Okay, the pay raise for Pennsylvania legislators (except for the COLA, which will still kick in), judges, and some executive positions has been rescinded.
So, now that the hysteria is over, let’s have a rational discussion about the subject. First, let’s separate the issue into its separate populations. I have no qualms about a pay raise for higher level judges. I’d just like to hear the discussions about it beforehand. Cabinet positions, etc., well, let’s talk about it. Maybe.
Legislators? I wrote this past summer on the changes I would like to see enacted before a substantial raise is approved. My first condition was this:
1) No outside employment. A full time job is a full-time job, even if you do have to reapply for it every two to four years. It should take up most of your time. If you are earning, oh, say, nearly ten times that salary as a bank director while you are working for me “full-time,” I doubt I will have your full attention. Also, all assets go into a blind trust. If they want a federal salary, let’s have federal rules.
Legislative leaders say they would like to earn half of what a federal Congressional elected representative earns. According to this site, the national officials earn $158,100. Before the raise Pennsylvania legislators earned $69,648. However, they also receive not more than $650 a month for a car, up to $128 per day for expenses, and medical insurance that pays for long-term care. Add the car lease into existing salary and it goes up $7800 a year, if someone takes the largest possible amount. The per diem could also add up, depending on how many days the legislature is in session.

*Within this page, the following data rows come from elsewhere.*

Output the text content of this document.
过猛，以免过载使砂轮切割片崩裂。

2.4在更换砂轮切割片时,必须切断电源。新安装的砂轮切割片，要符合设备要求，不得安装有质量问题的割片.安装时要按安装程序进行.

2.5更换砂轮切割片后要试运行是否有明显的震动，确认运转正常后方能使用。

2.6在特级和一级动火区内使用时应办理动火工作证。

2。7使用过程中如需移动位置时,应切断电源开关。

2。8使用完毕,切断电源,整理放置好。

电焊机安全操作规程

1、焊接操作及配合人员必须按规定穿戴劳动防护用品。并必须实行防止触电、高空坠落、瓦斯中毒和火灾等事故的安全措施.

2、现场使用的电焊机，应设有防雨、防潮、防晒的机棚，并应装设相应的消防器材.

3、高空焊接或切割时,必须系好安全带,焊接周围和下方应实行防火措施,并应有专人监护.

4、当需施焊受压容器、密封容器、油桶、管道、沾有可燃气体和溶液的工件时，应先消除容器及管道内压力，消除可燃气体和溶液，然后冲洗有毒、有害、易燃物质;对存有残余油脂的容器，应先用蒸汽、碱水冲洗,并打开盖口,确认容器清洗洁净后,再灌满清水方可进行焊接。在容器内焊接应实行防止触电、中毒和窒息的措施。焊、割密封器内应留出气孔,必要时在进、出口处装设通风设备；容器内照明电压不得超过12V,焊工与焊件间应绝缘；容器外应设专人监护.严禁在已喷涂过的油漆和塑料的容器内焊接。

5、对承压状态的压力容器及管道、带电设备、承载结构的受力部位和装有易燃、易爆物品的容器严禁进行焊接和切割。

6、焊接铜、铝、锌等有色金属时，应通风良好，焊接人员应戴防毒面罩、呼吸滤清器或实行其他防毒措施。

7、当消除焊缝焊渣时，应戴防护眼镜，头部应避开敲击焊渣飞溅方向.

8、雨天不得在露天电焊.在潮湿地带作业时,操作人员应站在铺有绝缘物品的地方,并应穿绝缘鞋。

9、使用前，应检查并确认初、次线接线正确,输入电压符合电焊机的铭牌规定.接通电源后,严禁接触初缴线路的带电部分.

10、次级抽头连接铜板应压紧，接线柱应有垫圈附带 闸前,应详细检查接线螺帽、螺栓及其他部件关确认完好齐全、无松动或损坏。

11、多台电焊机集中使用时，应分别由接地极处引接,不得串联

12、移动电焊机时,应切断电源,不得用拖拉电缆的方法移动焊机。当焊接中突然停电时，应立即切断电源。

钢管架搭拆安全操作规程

I am not financially savvy enough to compare federal and state pensions and medical benefits.
However, please note that:
Buffeted by waves of scandal, by 1989 Congress had strictly capped outside income and banned most types of outside business relationships of its members.
Members of Congress cannot represent law clients, serve on corporate boards, or earn more than 15 percent of their government salary from any business venture. As a trade-off, salaries were raised - they are now $141,300 - and the job of federal legislator became unquestionably full time. (Rena Singer, Glen Justice and Ken Dilanian, "OTHER STATES HAVE MOVED TOWARD STRICTER ETHICS RULES," Philadelphia Inquirer March 23, 2000)
In the same article:
About 40 percent of Harrisburg lawmakers report no outside income.
Doesn’t that mean over half the state legislators did receive outside income at that time? If one of the reasons for a pay increase is the number of hours and time away from home required to do the job, well, surely it is too demanding to allow for outside income.
Again, same article:
Lawmakers must list any source of income from the previous year that
produced more than $1,300 annually, and they must list the names of businesses in which they were officer, director, employee or part owner. But they do not have to say how much they earn, what services they perform, or what their businesses sell or do.
Nor do they have to report a word about their spouses' interests. Lawyers and other professionals do not have to describe their clients or areas of specialty.
Today, 83 Pennsylvania lawmakers - 33 percent of the 253 legislators in
Harrisburg - are officers or directors of private businesses. Disclosure records show that legislators have financial interests in more than a dozen types of economic activity. (Ken Dilanian, Rena Singer and Glen Justice, "A CITIZEN LEGISLATURE AT WORK, " Philadelphia Inquirer March 19, 2000)
So over half of the elected officials at that time did earn outside income, but we don’t have any idea how much or from whom. I can see a lot of room for conflict of interest here.
Some of our elected officials are indeed hardworking individuals who do devote more than a full time job to their legislative duties. But not all do. And if the legislature won’t or can’t clean up its own house (and senate), the legislature can hardly expect the public, who, on average, earn considerably less than the legislators, to open their wallets wider and say “dive on in.”
I would be willing to support a substantial increase in legislative pay in return for, among other things, making the full-time job full-time, with set limits on outside income.
(Note: If the rules have changed in the past five years, someone please let me know. This was what I could find on the subject.)